The FT–ICSA Boardroom Bellwether is a twice-yearly survey of FTSE 350 companies that seeks to gauge the sentiment inside UK boardrooms. It canvasses the views of their company secretaries to find out how boards are responding to the challenges of the economy, market conditions and the wider business and governance environment.
Questions cover a range of business concerns, topical issues and specific governance concerns to provide unique insight into what British boards are thinking. Some questions change from survey to survey, but the core remains the same to reveal trends and shifts in opinion.
Use the tabs below to explore the key findings of the Winter 2018 FT–ICSA Boardroom Bellwether Survey, which took place in December 2018 and was published on 21 January 2019.
Responses to this latest survey show that confidence in the global economy and respondents’ own sector has taken a sharp turn for the worse. Just 11% of respondents believe that global economic conditions will improve, down from 25% six months ago, and only 15% predict improvement in their sector, down from 28%.
This pessimism pales into insignificance, however, compared with lack of confidence in the UK economy. Just 2% of respondents predict an improvement and 81% a decline. This negativity is doubtless linked to the uncertainty surrounding the UK’s exit from the EU as evidenced by the 73% of respondents who predict that Brexit will result in damage for their company.
Progress towards achieving boards that are more representative of their customers and markets remains slow despite continuing pressure to improve gender balance and broaden ethnic and cultural diversity.
While gender diversity is showing signs of improvement (72% of respondents rate their board as diverse in terms of gender, the highest figure since we started tracking it in 2012), ethnic diversity remains an area of concern with only 32% of respondents considering their board to be diverse and 48% believing that it is not.
On a more positive note, for the first time, we have seen more than half of our respondents believing that their executive pipeline is sufficient. Companies that are effective at managing their pipeline are more likely to be able to develop a wide and diverse pool of ‘board-ready’ executives, so it is encouraging that we are seeing more confidence in this area.
Cyber risk remains the top risk concern, with 80% of respondents reporting that they see cyber risk as increasing and 91% of respondents revealing that their board is increasing spending on mitigation of cyber risk. Technological disruption has moved higher up the agenda with more attention now being paid to Artificial Intelligence with 56% of boards now having discussed the risks and opportunities (up from just 36% in winter 2017).
Other areas that boards are focusing their attention on include sexual harassment guidelines and the ability to employ skilled staff. More work remains to be done on preventing sexual harassment in the workplace. 55% of respondents indicated that their boards felt that current policies and guidelines on sexual harassment in the workplace were fit for purpose, but some 26% of respondents gave the ‘average’ response and 19% did not know.

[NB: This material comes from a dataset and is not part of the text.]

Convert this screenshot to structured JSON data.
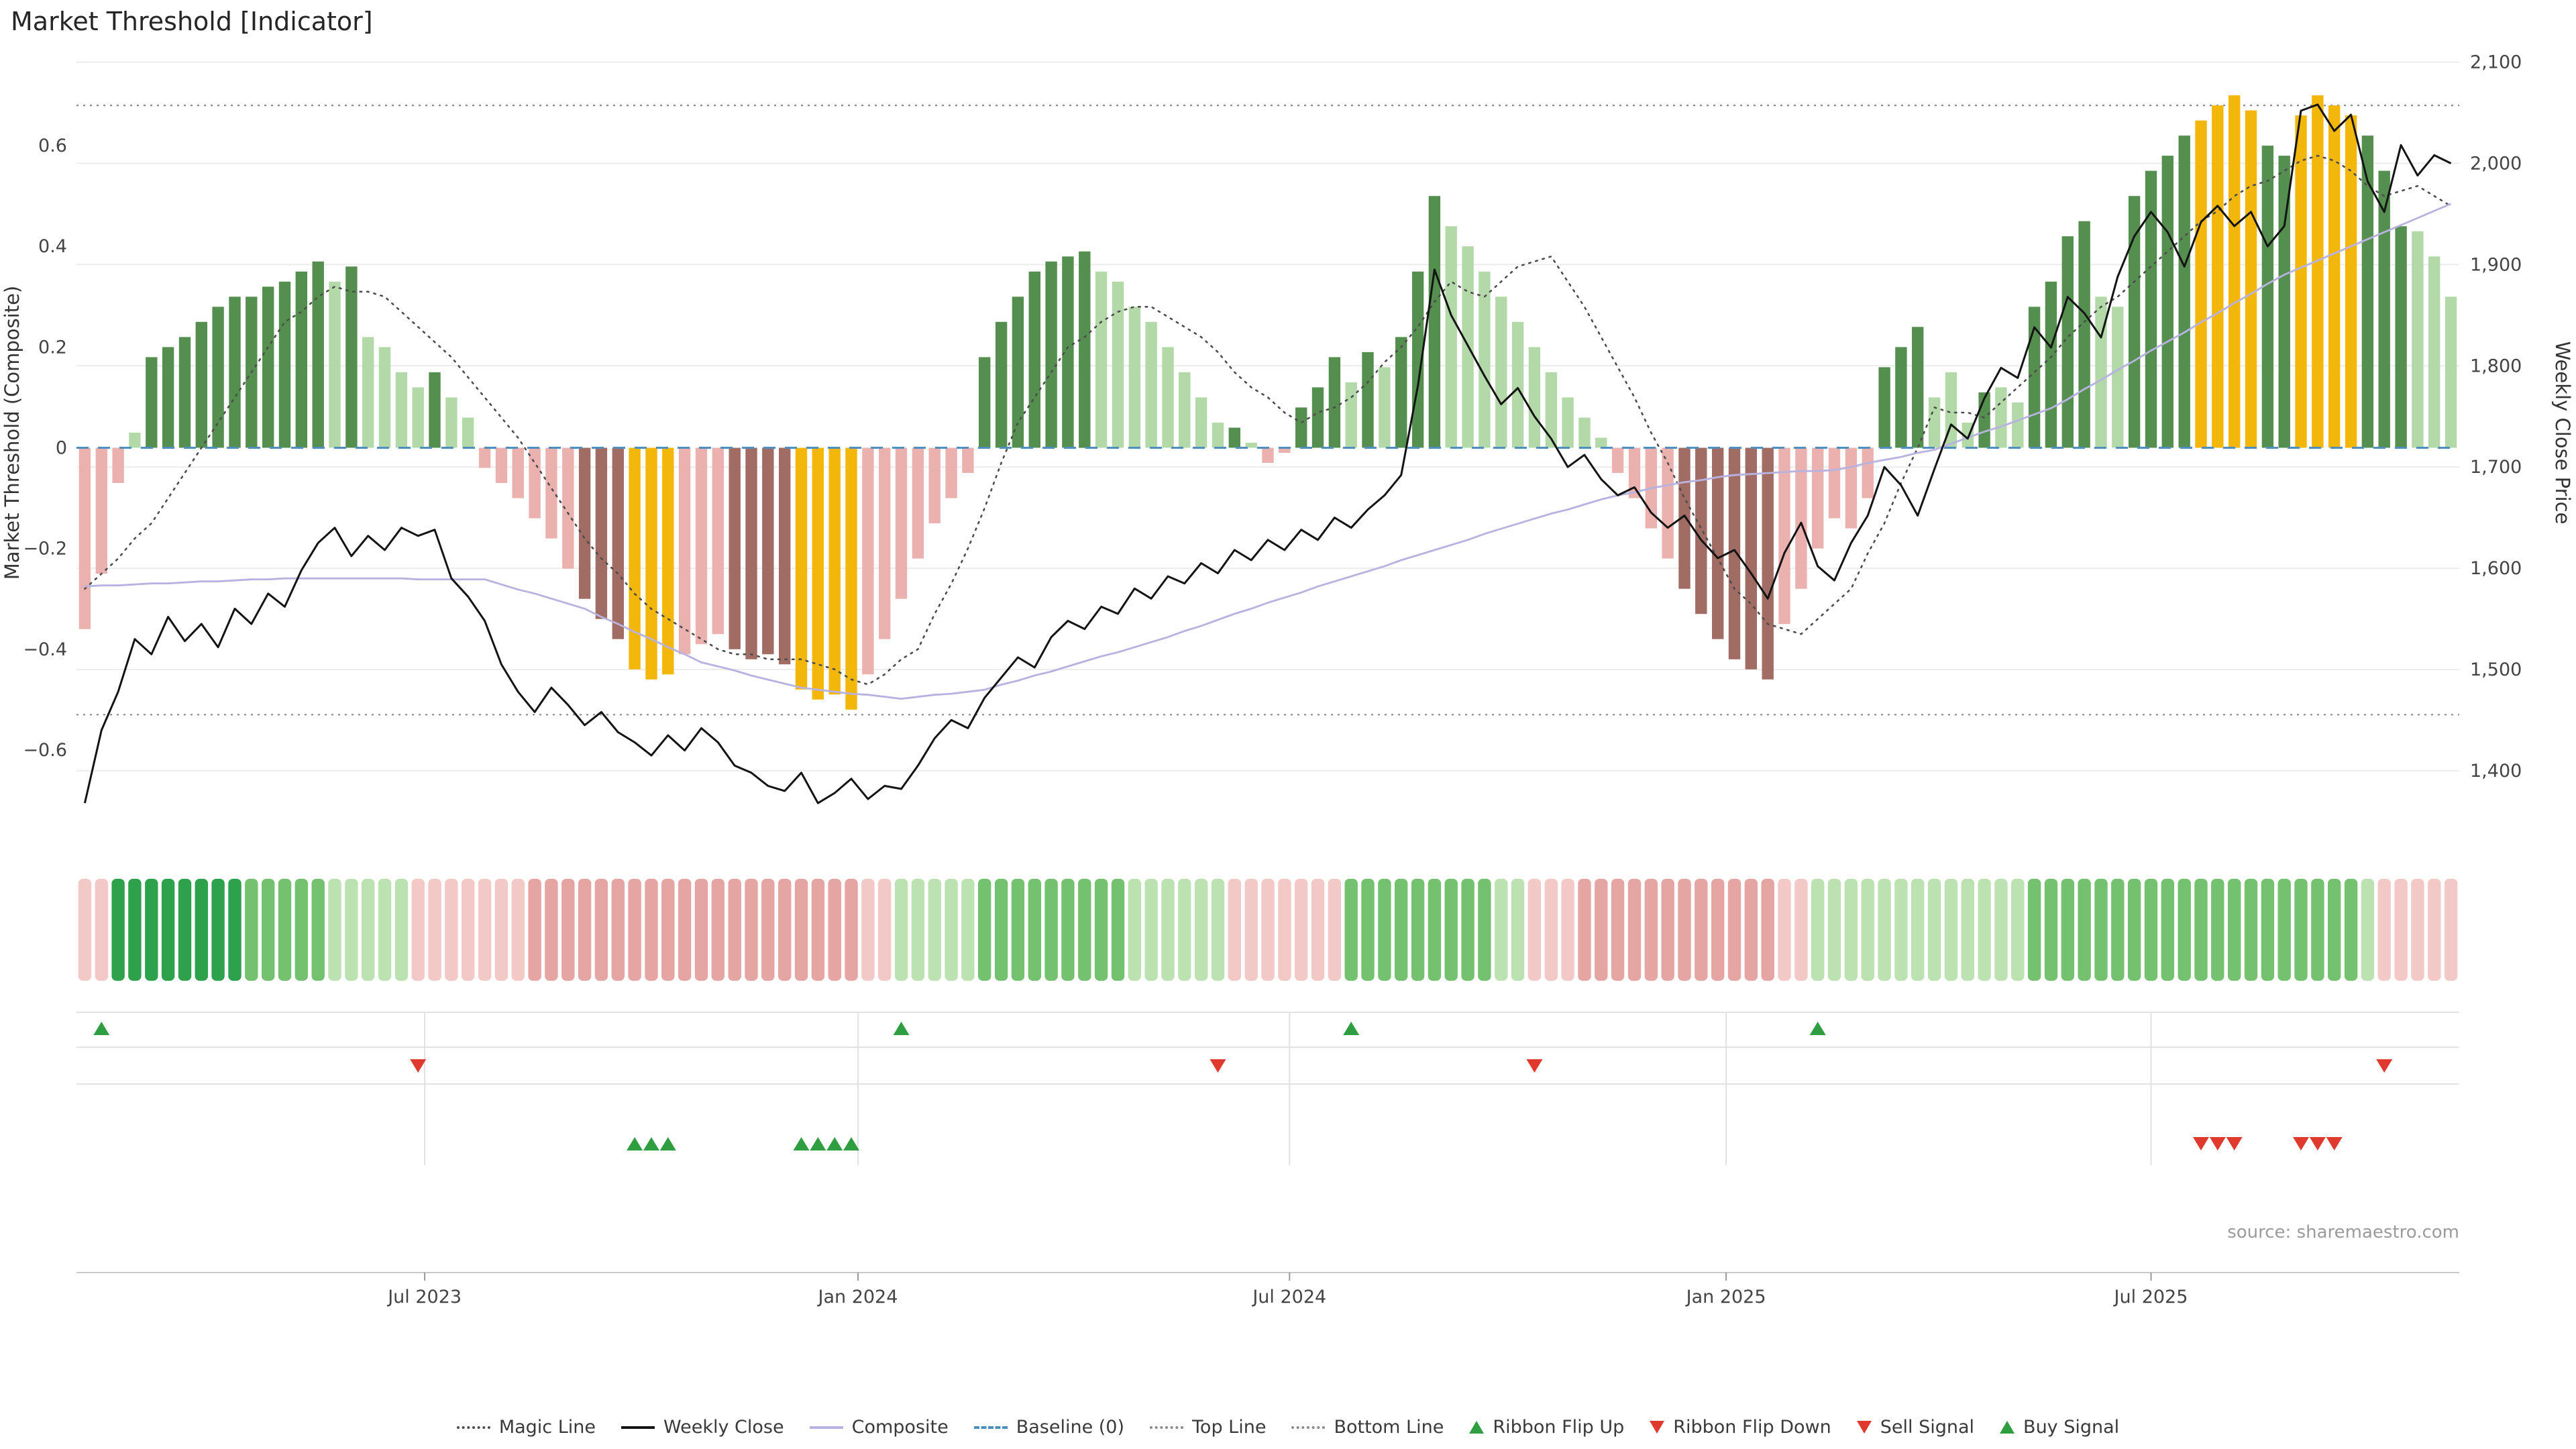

In terms of a skills shortage, 43% of respondents feel that their company’s ability to employ appropriately skilled staff has not changed over the last two years, although 31% feel that it has worsened. Reassuringly, virtually all of the companies who indicated that it was an issue are taking actions to address it.
The majority of companies were ready for the General Data Protection Regulation (GDPR) requirements that came into effect in May 2018 – just 7% reported that they were not.
In terms of getting the workforce voice into the boardroom, only 2% of respondents indicated that the issue had not yet been considered. The most common response from companies (26%) favoured the designated non-executive director option, ahead of 9% preferring a works council or similar. 39% preferred a combination of options. 48% of respondents believe that action will improve the way in which their board is aware of the views of their workforce.
Reporting on the gender pay gap has thus far failed to result in changes to many companies’ pay policies or strategies; 67% of companies said that it hadn’t and only 24% said that it had. Although 65% of respondents indicated that their company would be taking action to reduce the gender pay gap, only 34% have published an action plan.
Engagement between companies and investors on remuneration issues appears highly effective with 65% of our respondents’ remuneration committees making changes to a remuneration policy following feedback from investors and 4% not having done so because no changes were requested. Remuneration committees are also sensitive to pay structures and incentives across the workforce with 89% of respondents saying that their remuneration committee took note of these elements when discussing executive remuneration.